“Waiting for Bojangles” Stars Two Incredible Actors Who Deliver The Best Performances of the Year

Synopsis: A young boy, Gary, lives with his eccentric parents and an exotic bird in a Parisian apartment. Each night, Camille and Georges dance lovingly to their favorite song, Mr. Bojangles. At home, there is only room for fun, fantasy, and friends. But as his mesmerizing and unpredictable mother descends deeper into her own mind, it is up to Gary and his father, Georges, to keep her safe.
Director: Regis Roinsard
Stars: Romain Duris, Virginie Efira, Gregory Gadebois, Solan Machado Graner

Virginie Efira is one of the most talented actors today. If you’ve read any of my previous reviews of films, I haven’t exactly kept those feelings a secret. Recently, her roles in Benedetta and Madeleine Collins have been very impressive. She’s a Belgian actress whose roles are usually in French and thus subtitled.

Efira is underrated from a North American audience perspective but not so much in Europe, where she is consistently nominated for awards. I truly admire her ability to excel in multiple genres. As a true actor, she becomes her character leaving no trace of the last role she inhabited. Some actors can only do one style of film, not Ms. Efira.

Historically, she is the best part of any film she is in. Not always, of course, but a significant amount of the time. Not this time. This time, she has a fantastic co-lead in Romain Duris. Duris recently was in the film Eiffel, portraying the architect behind the famous tower, Gustave Eiffel, but it was in The New Girlfriend where he gets my profound respect. The 2014 movie is a must-see and solidified Duris as a very talented actor.

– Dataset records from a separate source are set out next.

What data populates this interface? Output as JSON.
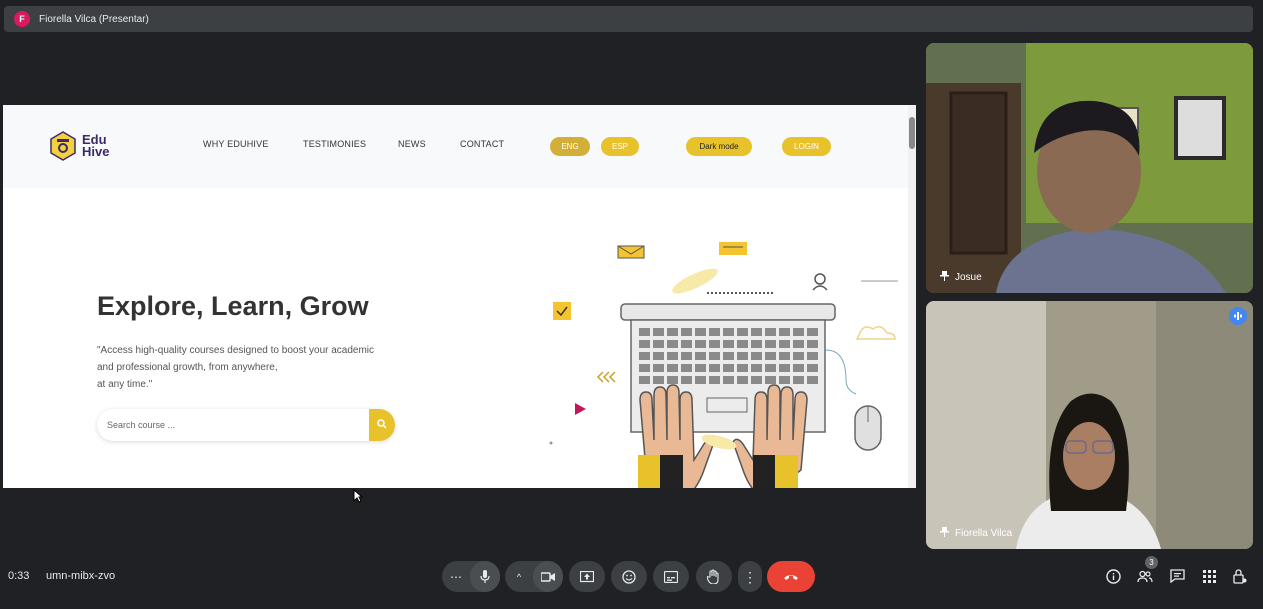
{
  "presenter": {
    "avatar_letter": "F",
    "name": "Fiorella Vilca (Presentar)"
  },
  "website": {
    "logo_line1": "Edu",
    "logo_line2": "Hive",
    "nav": [
      "WHY EDUHIVE",
      "TESTIMONIES",
      "NEWS",
      "CONTACT"
    ],
    "lang_eng": "ENG",
    "lang_esp": "ESP",
    "dark_mode": "Dark mode",
    "login": "LOGIN",
    "hero_title": "Explore, Learn, Grow",
    "hero_text_1": "\"Access high-quality courses designed to boost your academic",
    "hero_text_2": "and professional growth, from anywhere,",
    "hero_text_3": "at any time.\"",
    "search_placeholder": "Search course ...",
    "accent_color": "#e8c22b"
  },
  "participants": [
    {
      "name": "Josue"
    },
    {
      "name": "Fiorella Vilca"
    }
  ],
  "bottom_bar": {
    "time": "0:33",
    "meeting_code": "umn-mibx-zvo",
    "people_count": "3",
    "end_call_color": "#ea4335"
  }
}
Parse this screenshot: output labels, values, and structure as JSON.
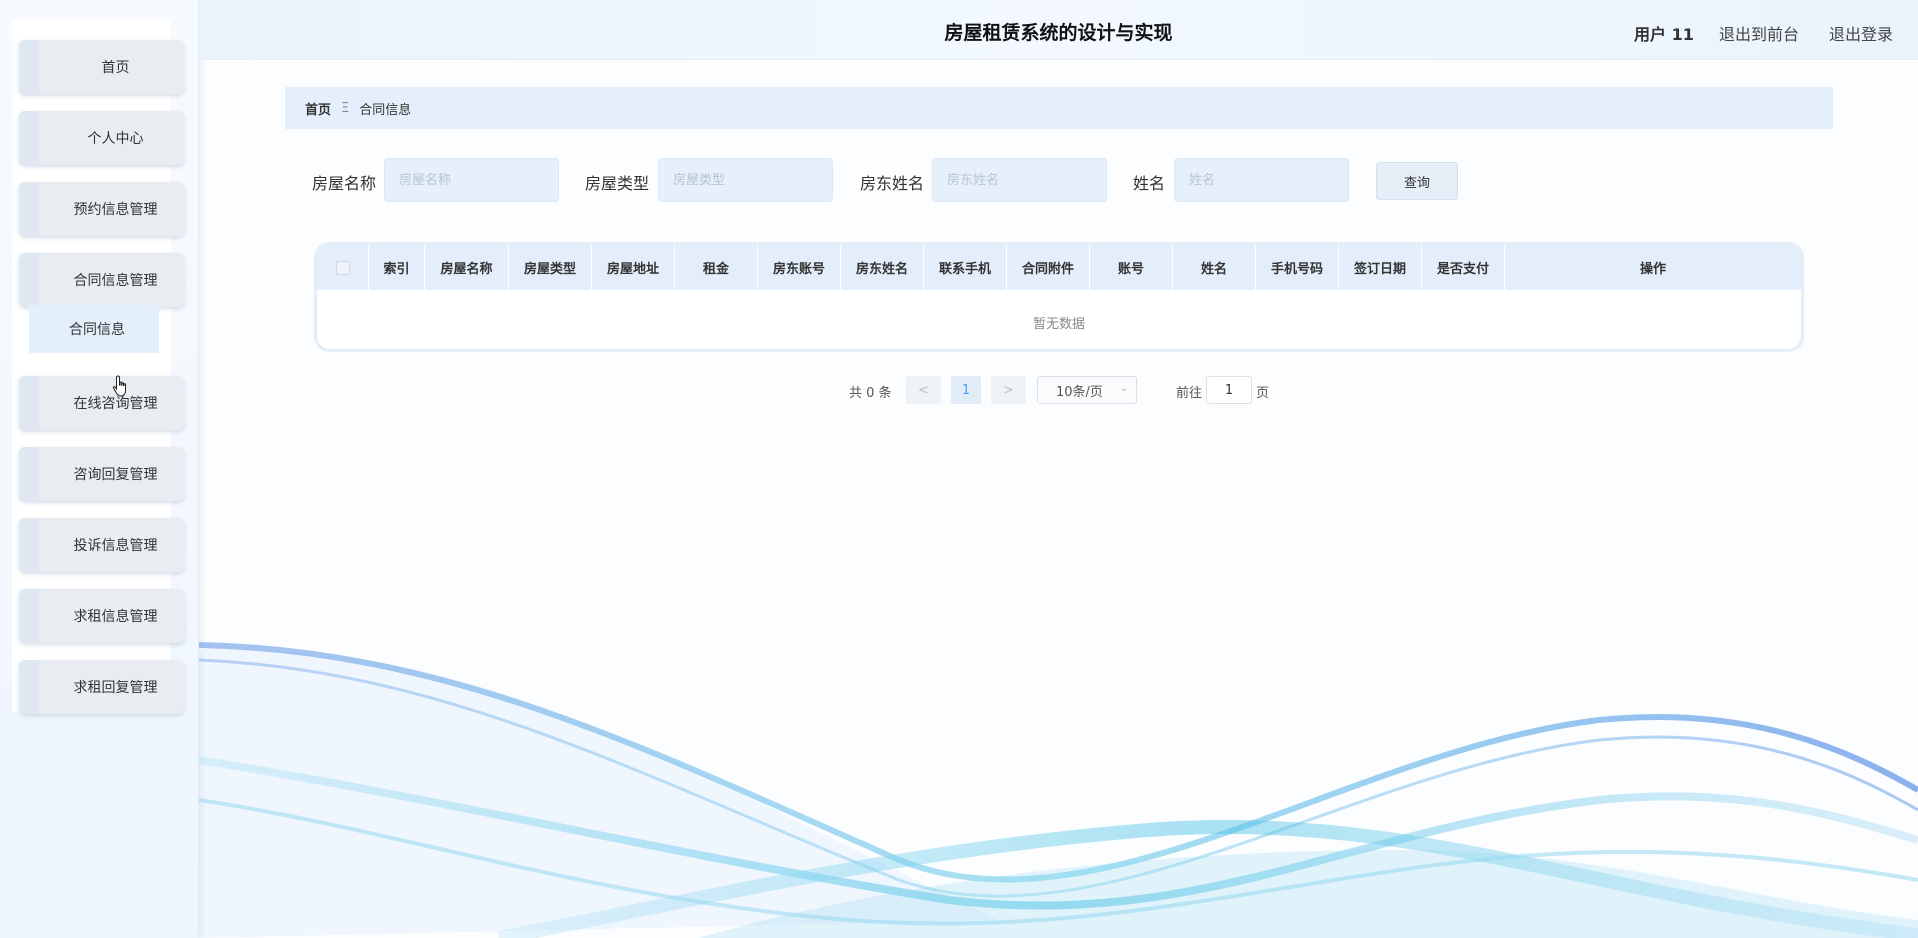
{
  "header": {
    "title": "房屋租赁系统的设计与实现",
    "user": "用户 11",
    "back_to_front": "退出到前台",
    "logout": "退出登录"
  },
  "sidebar": {
    "items": [
      {
        "label": "首页"
      },
      {
        "label": "个人中心"
      },
      {
        "label": "预约信息管理"
      },
      {
        "label": "合同信息管理"
      },
      {
        "label": "在线咨询管理"
      },
      {
        "label": "咨询回复管理"
      },
      {
        "label": "投诉信息管理"
      },
      {
        "label": "求租信息管理"
      },
      {
        "label": "求租回复管理"
      }
    ],
    "submenu": {
      "label": "合同信息"
    }
  },
  "breadcrumb": {
    "home": "首页",
    "separator": "Ξ",
    "current": "合同信息"
  },
  "search": {
    "house_name_label": "房屋名称",
    "house_name_placeholder": "房屋名称",
    "house_type_label": "房屋类型",
    "house_type_placeholder": "房屋类型",
    "landlord_name_label": "房东姓名",
    "landlord_name_placeholder": "房东姓名",
    "name_label": "姓名",
    "name_placeholder": "姓名",
    "query_button": "查询"
  },
  "table": {
    "columns": [
      "索引",
      "房屋名称",
      "房屋类型",
      "房屋地址",
      "租金",
      "房东账号",
      "房东姓名",
      "联系手机",
      "合同附件",
      "账号",
      "姓名",
      "手机号码",
      "签订日期",
      "是否支付",
      "操作"
    ],
    "empty_text": "暂无数据"
  },
  "pagination": {
    "total": "共 0 条",
    "prev": "<",
    "current_page": "1",
    "next": ">",
    "page_size": "10条/页",
    "goto_label": "前往",
    "goto_value": "1",
    "page_unit": "页"
  },
  "colors": {
    "accent": "#409eff",
    "header_bg": "#eaf3fc",
    "breadcrumb_bg": "#e4effb",
    "input_bg": "#e6f0fb"
  },
  "icons": {
    "cursor": "hand-pointer-icon",
    "select_chevron": "chevron-down-icon"
  }
}
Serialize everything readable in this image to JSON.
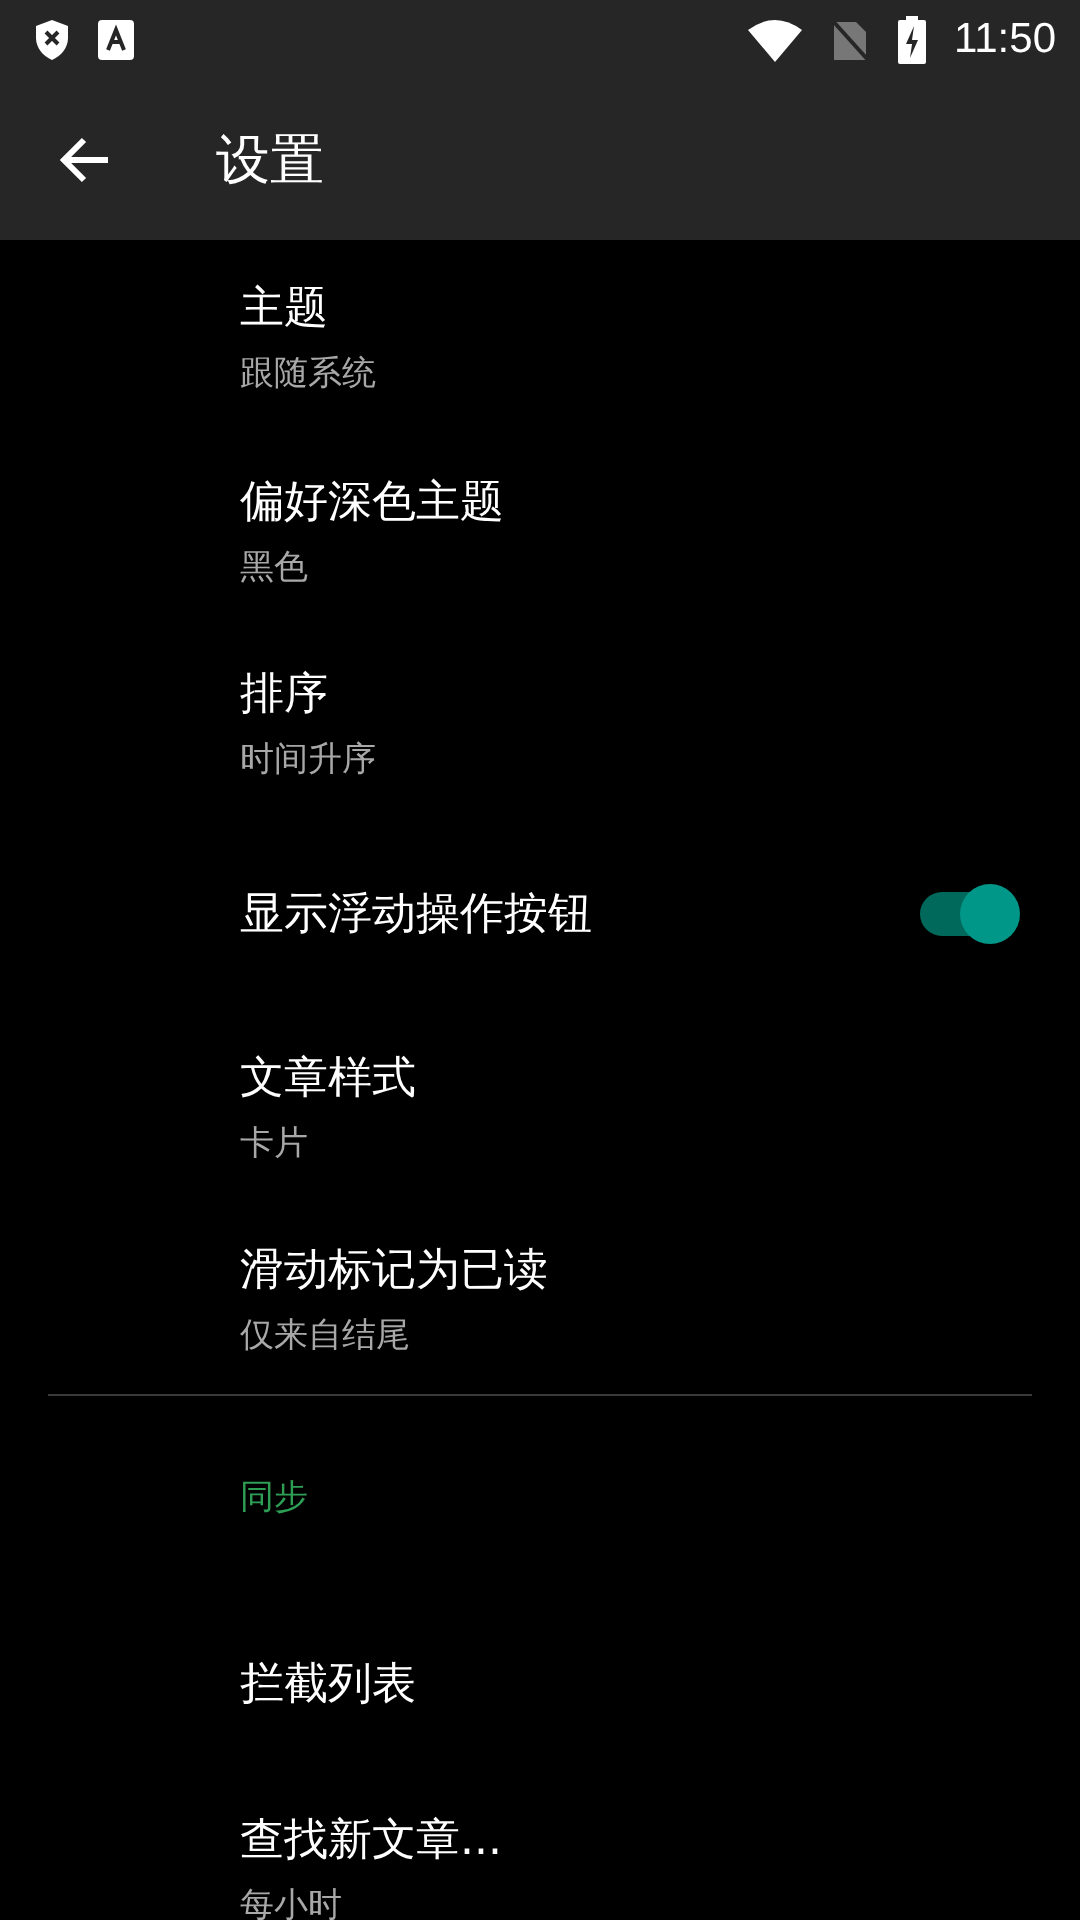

In Waiting for Bojangles, we meet Georges (Duris). Georges is a bit of a hustler as he makes up stories to endear people to him. He meets Camille (Efira), who seems to share that same quality. They are very spontaneous together. In a world where people ask ‘why?’, they seem to live by a ‘why not?’ philosophy. The two have a very carefree style, and their relationship quickly develops. They have a son who also inherits their skill for ‘tall tales,’ and everything seems splendid.

They like to party and be the center of attention by proxy of their personalities.

As the movie progresses, we see that Camille is starting to have issues differentiating between reality and fantasy, and this gradually becomes worse. Efira and Duris fully commit to their characters, and the result is outstanding. These are fantastic performances, and they breath such life into Roinsard’s film.

The film is based on a novel by Oliver Bourdeaut, a contemporary French writer.

This movie takes us on a journey of the ups and downs of their relationship, and it’s quite an emotional trek.

These are two of the year's finest performances, and bringing these two amazing actors together is a gift for any cinephile.